MLX Whisper transcription server for Apple Silicon with WTF/vCon support.

Runs OpenAI's Whisper speech-to-text model locally on Apple Silicon (M1/M2/M3/M4) using the MLX framework for GPU-accelerated inference. Outputs transcriptions in World Transcription Format (WTF) and can enrich vCon documents with transcription analysis.

Features

  • GPU-accelerated Whisper inference on Apple Silicon via MLX
  • OpenAI-compatible API (POST /v1/audio/transcriptions) — drop-in replacement
  • vCon-native API (POST /transcribe) — accepts a vCon, returns enriched vCon with WTF transcription
  • Word-level timestamps
  • Multiple model sizes (tiny through large-v3)
  • Integrates with wtf-server as the mlx-whisper provider

Prerequisites

  • Apple Silicon Mac (M1/M2/M3/M4)
  • Python 3.12+
  • uv (recommended) or pip
  • ffmpeg: brew install ffmpeg

Quickstart

# Install (choose one)
pip install vcon-mac-wtf          # PyPI
brew install your-username/vcon/vcon-mac-wtf  # Homebrew tap

# Or from source
uv sync --all-extras

# Start the server (downloads model on first run)
vcon-mac-wtf
# or: make run
# or: uv run uvicorn vcon_mac_wtf.main:app --host 0.0.0.0 --port 8000

API Endpoints

Health

curl http://localhost:8000/health
curl http://localhost:8000/health/ready

Transcribe Audio (OpenAI-compatible)

curl -X POST http://localhost:8000/v1/audio/transcriptions \
  -F "file=@recording.wav" \
  -F "model=mlx-community/whisper-turbo" \
  -F "response_format=verbose_json"

Response formats: json, text, verbose_json, wtf

Transcribe vCon

curl -X POST http://localhost:8000/transcribe \
  -H "Content-Type: application/json" \
  -d @my_vcon.json

Returns the vCon with WTF transcription analysis appended.

List Models

curl http://localhost:8000/v1/models

Configuration

Variable Default Description
HOST 0.0.0.0 Bind address
PORT 8000 Server port
LOG_LEVEL info Logging level
MLX_MODEL mlx-community/whisper-turbo Default Whisper model
PRELOAD_MODEL true Load model at startup
MAX_AUDIO_SIZE_MB 100 Max upload size
HF_TOKEN - HuggingFace token for faster model downloads (optional)
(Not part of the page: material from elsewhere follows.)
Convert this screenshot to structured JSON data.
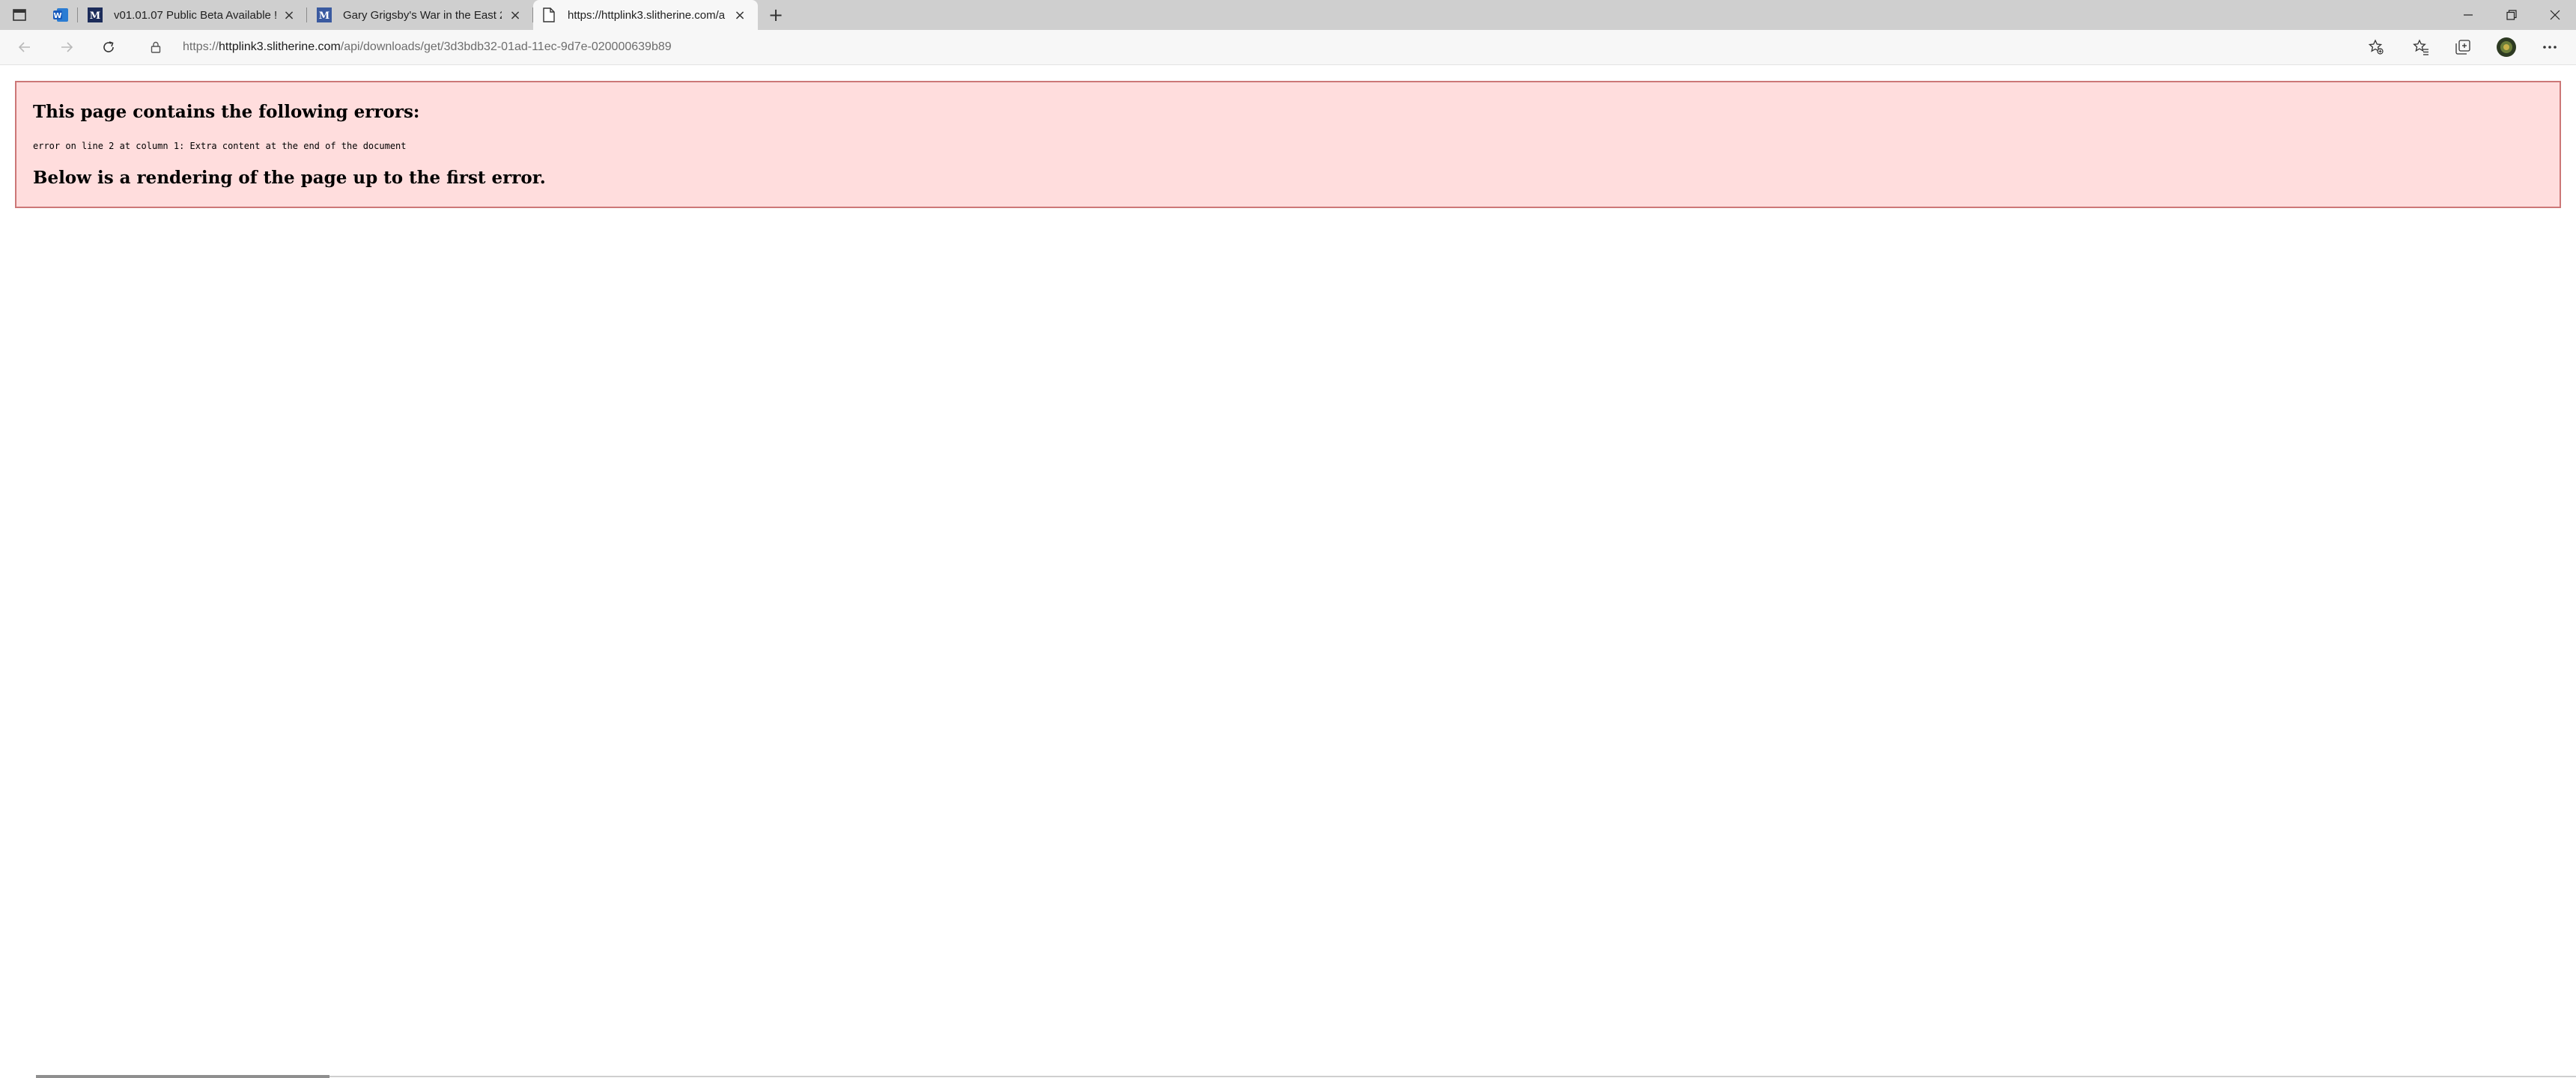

Copy .env.example to .env to customize. Add HF_TOKEN=hf_xxx to .env before first run to speed up model downloads and avoid rate limits.

Available Models

Short Name Model ID Parameters
tiny mlx-community/whisper-tiny 39M
base mlx-community/whisper-base 74M
small mlx-community/whisper-small 244M
medium mlx-community/whisper-medium 769M
large-v3 mlx-community/whisper-large-v3 1.55B
turbo mlx-community/whisper-turbo 809M

Integration with wtf-server

This server works as a provider for the existing TypeScript wtf-server. Set in the wtf-server .env:

ASR_PROVIDER=mlx-whisper
MLX_WHISPER_URL=http://localhost:8000
MLX_WHISPER_MODEL=mlx-community/whisper-turbo

Publishing

PyPI:

pip install build twine
python -m build && twine upload dist/*

Homebrew: See homebrew/README.md for tap setup. After publishing to PyPI, update the formula url and sha256, then add to your tap.

Development

make install    # Install all deps including dev
make dev        # Run with auto-reload
make test       # Run unit tests
make test-all   # Run all tests including integration
make lint       # Lint with ruff
make format     # Format with ruff

Testing

# Unit tests (no MLX required, uses mocks)
make test

# Integration tests (requires Apple Silicon + MLX)
make test-all

# Coverage
make test-cov

Project details


Download files

Download the file for your platform. If you're not sure which to choose, learn more about installing packages.

Source Distribution

vcon_mac_wtf-0.1.0.tar.gz (136.3 kB view details)

Uploaded Source

Built Distribution

If you're not sure about the file name format, learn more about wheel file names.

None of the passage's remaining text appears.